The frustrating thing is that this is both the final nail in the coffin for computing freedom, while also having a legitimate use case. I'm seeing new banks that flat out do not have a web UI at all. The reality is that desktop OSs and browsers have done nothing to stop the fact that it is trivial for a regular person to accidentally install malware which is completely transparent.
Online fraud and theft is exploding right now and the average person is simply not capable of securing a laptop so the companies have decided to only allow secure access through a phone which can usually be trusted to be malware free.
And in 100 years you will need to have your brain scanned to withdraw cash. The process will validate both your identity and that you aren't being coerced.
It has to stop somewhere. 100% security may reduce the banks' fraud costs but it isn't acceptable for personal freedom. "Choose a different bank then" only works until all they all adopt it.
The banks aren't the ones taking the loss for scams since their system doesn't have any faults, it's you or your computer that authorized the translation. I can see the reasoning for the push to more secure transactions. We constantly have people being scammed of their life savings due to sophisticated attacks beyond their understanding.
I assume an old person cares about not being left poor and helpless in retirement more than they care about free software and computing freedom.

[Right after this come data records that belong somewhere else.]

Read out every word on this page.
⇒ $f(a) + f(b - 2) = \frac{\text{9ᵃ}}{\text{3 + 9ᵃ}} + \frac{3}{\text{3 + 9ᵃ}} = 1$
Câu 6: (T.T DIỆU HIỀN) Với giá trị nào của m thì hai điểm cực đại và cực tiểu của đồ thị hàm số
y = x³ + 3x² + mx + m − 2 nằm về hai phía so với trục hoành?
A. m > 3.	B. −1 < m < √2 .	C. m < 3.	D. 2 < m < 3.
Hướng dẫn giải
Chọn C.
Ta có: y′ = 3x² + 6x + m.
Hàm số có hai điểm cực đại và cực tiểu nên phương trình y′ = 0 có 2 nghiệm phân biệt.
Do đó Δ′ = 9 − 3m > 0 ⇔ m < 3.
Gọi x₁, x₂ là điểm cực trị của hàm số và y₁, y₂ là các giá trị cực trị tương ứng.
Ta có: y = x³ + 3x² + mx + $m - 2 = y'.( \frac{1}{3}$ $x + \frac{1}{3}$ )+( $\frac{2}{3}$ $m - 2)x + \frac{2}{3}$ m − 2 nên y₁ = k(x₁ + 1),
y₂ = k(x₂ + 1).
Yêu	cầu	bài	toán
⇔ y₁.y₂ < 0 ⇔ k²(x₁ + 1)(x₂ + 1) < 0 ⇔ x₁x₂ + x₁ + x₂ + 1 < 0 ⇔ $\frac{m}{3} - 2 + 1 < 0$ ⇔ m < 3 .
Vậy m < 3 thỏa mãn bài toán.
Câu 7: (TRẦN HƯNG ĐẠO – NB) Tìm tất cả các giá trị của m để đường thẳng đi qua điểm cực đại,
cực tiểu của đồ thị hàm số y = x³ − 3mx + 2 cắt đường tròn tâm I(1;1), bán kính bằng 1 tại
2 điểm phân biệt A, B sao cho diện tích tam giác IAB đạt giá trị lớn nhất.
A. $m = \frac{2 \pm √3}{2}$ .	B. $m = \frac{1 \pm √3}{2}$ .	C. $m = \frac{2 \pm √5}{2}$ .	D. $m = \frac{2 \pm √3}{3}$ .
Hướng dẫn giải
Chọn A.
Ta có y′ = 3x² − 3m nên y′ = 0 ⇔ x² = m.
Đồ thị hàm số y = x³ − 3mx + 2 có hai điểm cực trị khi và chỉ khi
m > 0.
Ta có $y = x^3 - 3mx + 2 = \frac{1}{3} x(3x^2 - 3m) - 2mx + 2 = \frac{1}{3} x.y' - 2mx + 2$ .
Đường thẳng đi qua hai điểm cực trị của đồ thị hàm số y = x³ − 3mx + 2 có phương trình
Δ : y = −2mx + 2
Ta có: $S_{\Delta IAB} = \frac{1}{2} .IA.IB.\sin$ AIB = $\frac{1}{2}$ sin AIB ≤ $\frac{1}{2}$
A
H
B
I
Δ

I think it's probably likely that we will end up in a situation where some devices like phones and maybe laptops are considered "secure environments" where banking transactions and such can be safely executed, while alternative devices will be available for complete freedom and tinkering. You'll likely always be able to run any program you want on your laptop but those programs will be limited to their own sandbox rather than having free access to any other programs data.
I agree, sort of -- I still think it's a farce. Unless this is implemented in a way that has a checklist that is updated so frequently as to force Windows users to do what they're often notorious for LOUDLY refusing to do... then it's more theatre.

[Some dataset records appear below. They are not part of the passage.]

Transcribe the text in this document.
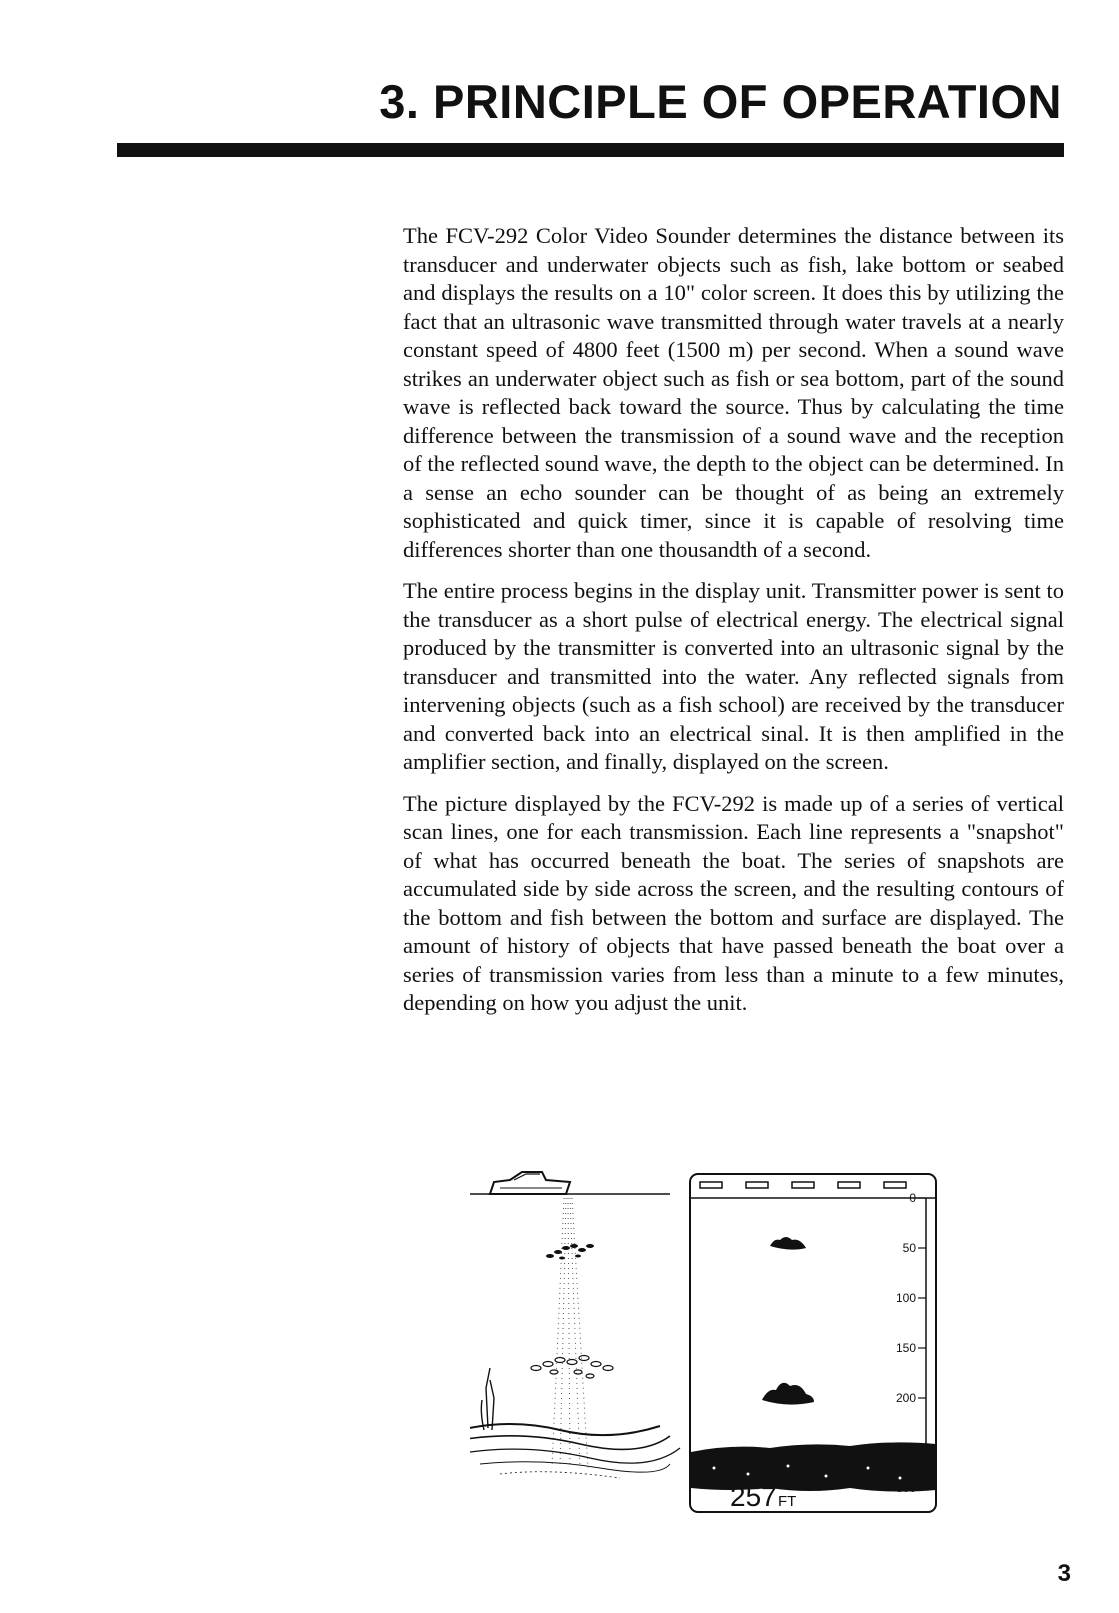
3. PRINCIPLE OF OPERATION

The FCV-292 Color Video Sounder determines the distance between its transducer and underwater objects such as fish, lake bottom or seabed and displays the results on a 10" color screen. It does this by utilizing the fact that an ultrasonic wave transmitted through water travels at a nearly constant speed of 4800 feet (1500 m) per second. When a sound wave strikes an underwater object such as fish or sea bottom, part of the sound wave is reflected back toward the source. Thus by calculating the time difference between the transmission of a sound wave and the reception of the reflected sound wave, the depth to the object can be determined. In a sense an echo sounder can be thought of as being an extremely sophisticated and quick timer, since it is capable of resolving time differences shorter than one thousandth of a second.

The entire process begins in the display unit. Transmitter power is sent to the transducer as a short pulse of electrical energy. The electrical signal produced by the transmitter is converted into an ultrasonic signal by the transducer and transmitted into the water. Any reflected signals from intervening objects (such as a fish school) are received by the transducer and converted back into an electrical sinal. It is then amplified in the amplifier section, and finally, displayed on the screen.

The picture displayed by the FCV-292 is made up of a series of vertical scan lines, one for each transmission. Each line represents a "snapshot" of what has occurred beneath the boat. The series of snapshots are accumulated side by side across the screen, and the resulting contours of the bottom and fish between the bottom and surface are displayed. The amount of history of objects that have passed beneath the boat over a series of transmission varies from less than a minute to a few minutes, depending on how you adjust the unit.

0
50
100
150
200
257 FT
3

As long as Windows users are allowed to remain as out of date on patches as they are, and depending on what the browser users as its attestation "source", I don't see how the browser and website can ever meaningfully establish the validity of the statement "the client is trusted to be malware free".
I wish the answer was that MS would secure Windows better. Sandboxing applications, and making it a pain in the ass to request high privilege functions. The current state of things is you just get a useless popup to grant admin access which literally every program requests so as a user you have no real tools to combat malware.
It's too hard for even someone who is highly knowledgeable to know if they have malware, let alone the average person.
Online fraud and theft is exploding right now and the average person is simply not capable of securing a laptop so the companies have decided to only allow secure access through a phone which can usually be trusted to be malware free.